Problem Understanding

The problem asks for the longest contiguous subarray (interval) in a given sequence of frequencies such that the difference between the maximum and minimum frequency in that subarray is exactly $k$. In other words, if we denote the subarray as $A[l \dots r]$, then we need:

$\text{max}(A[l \dots r]) - \text{min}(A[l \dots r]) = k.$

If there is no contiguous subarray that satisfies the above condition, the answer must be $-1$. Note that the subarray must be contiguous and the difference must be exactly $k$, not less or greater.

Solution Analysis

A very efficient way to solve this problem is by using a sliding window approach combined with data structures that help quickly retrieve the minimum and maximum elements in the current window. Here’s a breakdown of the approach:

1. Sliding Window Framework:
   Use two pointers (or indices) to represent the current subarray (window). Let the left pointer be left and the right pointer be right, initially both set to the beginning of the array.

2. Maintaining the Maximum and Minimum:
   To efficiently track the maximum and minimum elements within the current window, use two double-ended queues (deques):

   • Max deque: Maintains the elements of the current window in decreasing order. The front of this deque always contains the maximum element.
   • Min deque: Maintains the elements of the current window in increasing order.
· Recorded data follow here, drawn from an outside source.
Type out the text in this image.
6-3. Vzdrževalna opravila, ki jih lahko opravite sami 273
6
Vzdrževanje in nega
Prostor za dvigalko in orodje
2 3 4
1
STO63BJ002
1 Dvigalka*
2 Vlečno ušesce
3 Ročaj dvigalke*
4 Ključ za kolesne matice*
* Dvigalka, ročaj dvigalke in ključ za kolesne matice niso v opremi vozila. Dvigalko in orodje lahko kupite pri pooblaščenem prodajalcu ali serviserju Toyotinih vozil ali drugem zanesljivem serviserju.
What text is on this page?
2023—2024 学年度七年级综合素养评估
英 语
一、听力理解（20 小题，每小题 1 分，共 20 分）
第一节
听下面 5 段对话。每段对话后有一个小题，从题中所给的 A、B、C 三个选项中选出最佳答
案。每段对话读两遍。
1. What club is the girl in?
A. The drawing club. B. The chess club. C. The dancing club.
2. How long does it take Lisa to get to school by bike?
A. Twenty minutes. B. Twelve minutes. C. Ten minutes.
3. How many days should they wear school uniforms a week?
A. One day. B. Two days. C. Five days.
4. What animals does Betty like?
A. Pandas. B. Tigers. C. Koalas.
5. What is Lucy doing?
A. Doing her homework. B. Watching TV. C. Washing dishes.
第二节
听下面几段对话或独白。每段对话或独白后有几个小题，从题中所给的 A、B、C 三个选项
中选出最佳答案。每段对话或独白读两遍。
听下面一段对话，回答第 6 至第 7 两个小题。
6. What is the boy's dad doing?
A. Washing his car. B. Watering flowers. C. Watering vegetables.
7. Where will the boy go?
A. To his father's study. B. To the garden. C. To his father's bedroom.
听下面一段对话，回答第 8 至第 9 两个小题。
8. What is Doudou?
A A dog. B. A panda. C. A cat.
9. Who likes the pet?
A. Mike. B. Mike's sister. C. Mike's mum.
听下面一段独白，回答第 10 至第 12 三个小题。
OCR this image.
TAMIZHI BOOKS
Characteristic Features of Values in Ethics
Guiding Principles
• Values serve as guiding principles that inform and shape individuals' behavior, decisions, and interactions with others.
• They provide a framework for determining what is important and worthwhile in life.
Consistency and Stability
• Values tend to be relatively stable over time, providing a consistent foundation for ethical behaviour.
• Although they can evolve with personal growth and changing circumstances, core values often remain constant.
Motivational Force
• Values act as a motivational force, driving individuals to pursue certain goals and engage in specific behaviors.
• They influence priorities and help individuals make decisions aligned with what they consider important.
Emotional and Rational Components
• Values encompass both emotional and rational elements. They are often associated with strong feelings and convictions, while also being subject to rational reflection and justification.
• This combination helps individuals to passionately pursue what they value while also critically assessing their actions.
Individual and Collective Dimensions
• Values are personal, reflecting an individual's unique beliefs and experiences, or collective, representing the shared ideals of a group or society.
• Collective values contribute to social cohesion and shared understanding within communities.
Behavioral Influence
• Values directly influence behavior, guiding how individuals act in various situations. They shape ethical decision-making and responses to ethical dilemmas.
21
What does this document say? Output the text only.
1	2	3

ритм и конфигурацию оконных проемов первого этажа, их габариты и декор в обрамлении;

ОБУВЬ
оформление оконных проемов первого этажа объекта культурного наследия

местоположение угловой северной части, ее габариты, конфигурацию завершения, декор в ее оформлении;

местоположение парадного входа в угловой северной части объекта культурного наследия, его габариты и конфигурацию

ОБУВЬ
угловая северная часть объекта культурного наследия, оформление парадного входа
The front of this deque always holds the minimum element.

   When a new element is added as you expand the window with the right pointer, update both deques by removing elements that would no longer be useful:

   • Remove all elements from the back of the max deque that are less than the current element.
   • Remove all elements from the back of the min deque that are greater than the current element.

3. Expanding and Contracting the Window:

   • With each new element added (moving the right pointer), update the two deques.

   • Check the difference using the front elements of the two deques:

     $\text{currentDiff} = \text{max} - \text{min}$

     where max is the element at the front of the max deque and min is the element at the front of the min deque.

   • If $\text{currentDiff} > k$:
     The current window exceeds the desired difference. In this case, move the left pointer to the right (i.e., shrink the window) until the condition is satisfied (i.e., until $\text{currentDiff} \leq k$). While doing so, ensure that the corresponding elements are removed from the deques if they fall out of the window.

   • If $\text{currentDiff} = k$:
     The current window is harmonious. Record the length of this window as a candidate for the answer. Continue expanding the window to see if a longer harmonious subarray exists.

   • If $\text{currentDiff} < k$:
     This window does not yet satisfy the condition, in which case simply continue expanding the window by moving the right pointer.

4. Result Computation:
   Keep updating the maximum length from all windows that satisfy the harmony condition until the end of the array is reached. If no window meets the condition, return $-1$.

Time and Space Complexity Analysis

• Time Complexity:
  The sliding window technique ensures that each element is processed at most twice (once when the right pointer is expanded and possibly once when the left pointer is moved). The operations on the deques (pop from the back/front) are amortized $O(1)$ per element. Therefore, the overall time complexity of the solution is $O(n)$.

• Space Complexity:
  The space used by the deques is at most $O(n)$ in the worst-case scenario if all elements are either in increasing or decreasing order. Thus, the overall space complexity is $O(n)$.